Ellen (28yrs) has been successful in her application for a Diploma position at a local children’s education and care service. She is looking forward to her interview but is a little nervous. Ellan has been out of the work force for 12 months due to injuries received in a car accident. Ellen lost around 50% vision in her right eye. She has limited peripheral vision in her right eye meaning that her field of vision is restricted. Ellen compensates for this by turning her head.
Ellen did not state on her application that she has loss of vision as she believes it will not hinder her job role.
The interview goes extremely well and it is evident to the panel that Ellen is an excellent candidate. At the conclusion of the interview one of the panel members asks Ellen about her right eye. ‘I noticed that you turn your head more to the right. Your right eye looks different to your left eye. Do you have a loss of vision?’
Ellen answers honestly but feels that her chances of being offered the job are now quite slim.
When discussing the candidates at the conclusion of the interview process there is debate about Ellen. She was clearly the most outstanding candidate but some panel members question her ability to notice detail or see children out of her direct line of sight. Others argue that she should be offered the job based on merit.
The panel are divided and the chairperson must make the final decision.
Six weeks later
Ellen has been working at the service, with reasonable adjustment, for two weeks when several educators complain to Director Kate that Ellen’s disability is placing children at risk because Ellen has not always noticed if intervention/action needs to be taken with a child under her supervision when outdoors. The educators complain that it is unfair that they should have to take on extra supervision responsibility because of Ellen’s disability.

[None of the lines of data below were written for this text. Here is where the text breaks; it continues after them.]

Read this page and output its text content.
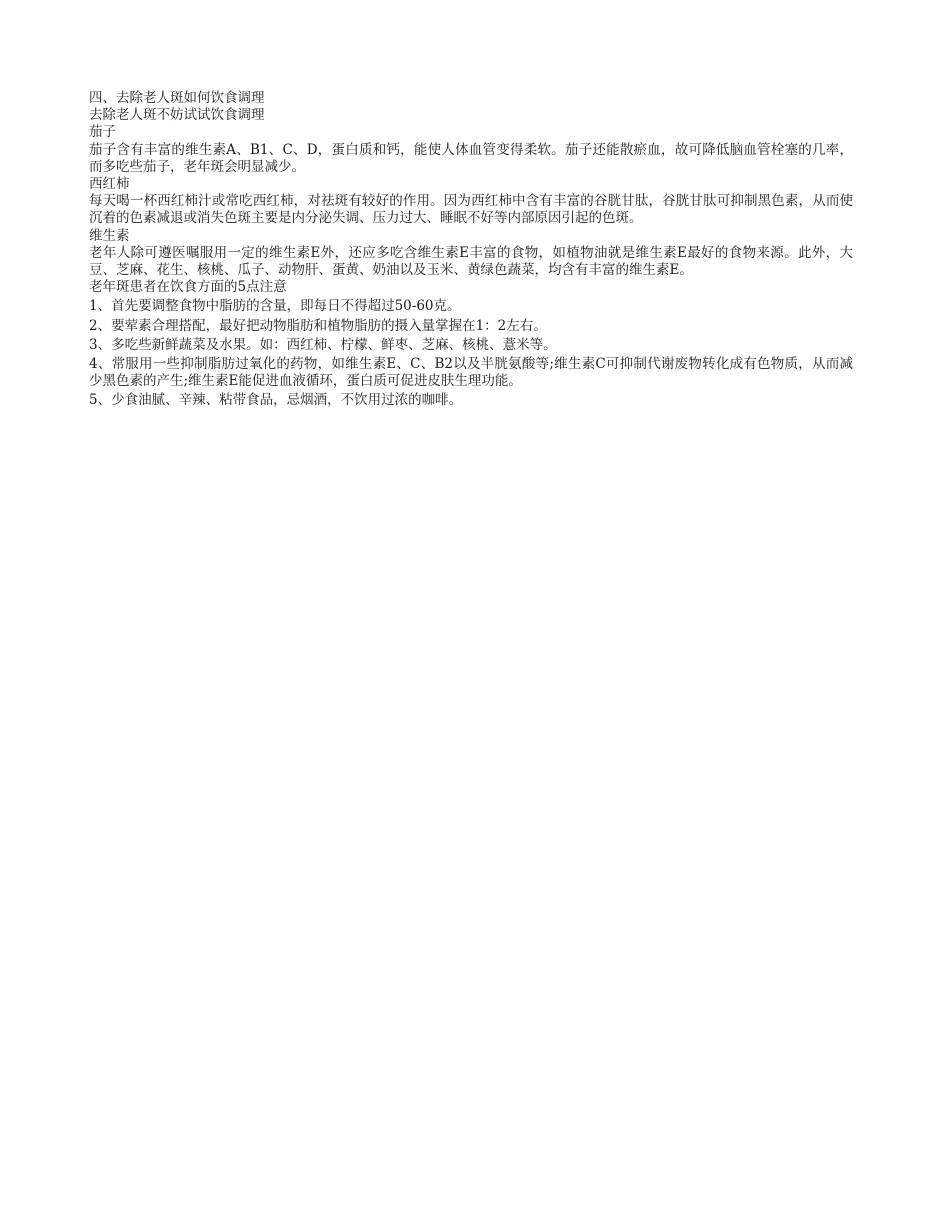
四、去除老人斑如何饮食调理

去除老人斑不妨试试饮食调理

茄子

茄子含有丰富的维生素A、B1、C、D，蛋白质和钙，能使人体血管变得柔软。茄子还能散瘀血，故可降低脑血管栓塞的几率，而多吃些茄子，老年斑会明显减少。

西红柿

每天喝一杯西红柿汁或常吃西红柿，对祛斑有较好的作用。因为西红柿中含有丰富的谷胱甘肽，谷胱甘肽可抑制黑色素，从而使沉着的色素减退或消失色斑主要是内分泌失调、压力过大、睡眠不好等内部原因引起的色斑。

维生素

老年人除可遵医嘱服用一定的维生素E外，还应多吃含维生素E丰富的食物，如植物油就是维生素E最好的食物来源。此外，大豆、芝麻、花生、核桃、瓜子、动物肝、蛋黄、奶油以及玉米、黄绿色蔬菜，均含有丰富的维生素E。

老年斑患者在饮食方面的5点注意

1、首先要调整食物中脂肪的含量，即每日不得超过50-60克。

2、要荤素合理搭配，最好把动物脂肪和植物脂肪的摄入量掌握在1：2左右。

3、多吃些新鲜蔬菜及水果。如：西红柿、柠檬、鲜枣、芝麻、核桃、薏米等。

4、常服用一些抑制脂肪过氧化的药物，如维生素E、C、B2以及半胱氨酸等;维生素C可抑制代谢废物转化成有色物质，从而减少黑色素的产生;维生素E能促进血液循环，蛋白质可促进皮肤生理功能。

5、少食油腻、辛辣、粘带食品，忌烟酒，不饮用过浓的咖啡。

What legal obligations must the Chairperson take into account when making a final decision?
The Chairperson states that Ellen should be offered the position and that in doing so reasonable adjustment can be made to accommodate her vision loss. Explain the employer’s obligation in relation to ‘reasonable adjustment’ as set out in the Disability Discrimination Act 1992.
How is ‘reasonable adjustment’ defined?
What does ‘reasonable adjustment’ allow a person to achieve in the workplace?
Question 19 e
1. What is the issue? Note – the issue is not Ellen’s disability
2. Suggest one open-ended question that Kate could ask to gain a clearer understanding of the concerns.
3. What do those complaining want (what are their interests)?
4. Before going any further Kate decides to discuss the concerns with Ellen. What might Kate ask Ellen?
5. Suggest two options that Kate could put to the complainants (and Ellen) for consideration.
Is this situation an example of discrimination/workplace bullying? Why/Why not?
Question 19 -
- She has limited peripheral vision in her right eye meaning that her field of vision is restricted
- her ability to notice detail or see children out of her direct line of sight.
- Ellen has not always noticed if intervention/action needs to be taken with a child under her supervision when outdoors.